|clockwise from top left - lady cream, field,|
purple hull, crowder
Good as it gets
The term 'southern peas' refers to hundreds of different varieties of peas and are subdivided into four main groups: Field peas, Crowder peas, Cream peas and Black-eyed peas and are often marketed as ‘dry peas’. Originally brought to the US from the Niger River basin of West Africa, field peas have been in the New World since colonial times.
Field peas became a staple food among poor residents in the deep American south, as they are drought tolerant and easily adaptable to varying types of soils.
~ Field varieties are normally of the Iron or Clay types with clay peas growing well on clay soils and iron peas growing well on red soils. Robust, these vine type plants usually with smaller seeds produce a dark liquid when cooked. There are various heirlooms available.

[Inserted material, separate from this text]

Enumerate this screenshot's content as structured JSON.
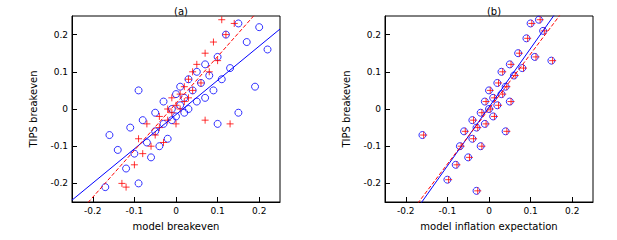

~ Crowders have a squarish shape, a result of their being densely packed inside the hull (hence the name); brown crowders have a deep, earthy starchy flavor, are the most prevalent in the south and normally cook up dark. Varieties include 'Carolina,' 'Colossus 80' and ‘Hercules’
~ Cream peas are from a smaller plant type with light colored seeds that cook up light. The light-hued, unblemished surface of cream peas accounts for the name, though the moniker is often attributed to the cooked peas' butter-soft texture. Lady peas, also known as rice peas, are very small cream peas. Varieties include ‘Zipper Cream,' 'Carolina Cream' and ‘Lady Cream’.
Now for my favorite way in cooking field peas. Enjoy!
Fresh Southern Peas
3 strips of bacon, chopped
1 medium onion, diced
1 garlic clove, minced
3 to 4 cups of fresh shelled peas, washed
4 cups of water
1/4 cup chopped parsley
1 bay leaf
1 teaspoon salt
1 teaspoon sugar
1/2 teaspoon black pepper
Note: Use ham or chicken broth instead of the bacon if desired. I also like to throw in a handful of green snap beans when cooking field peas.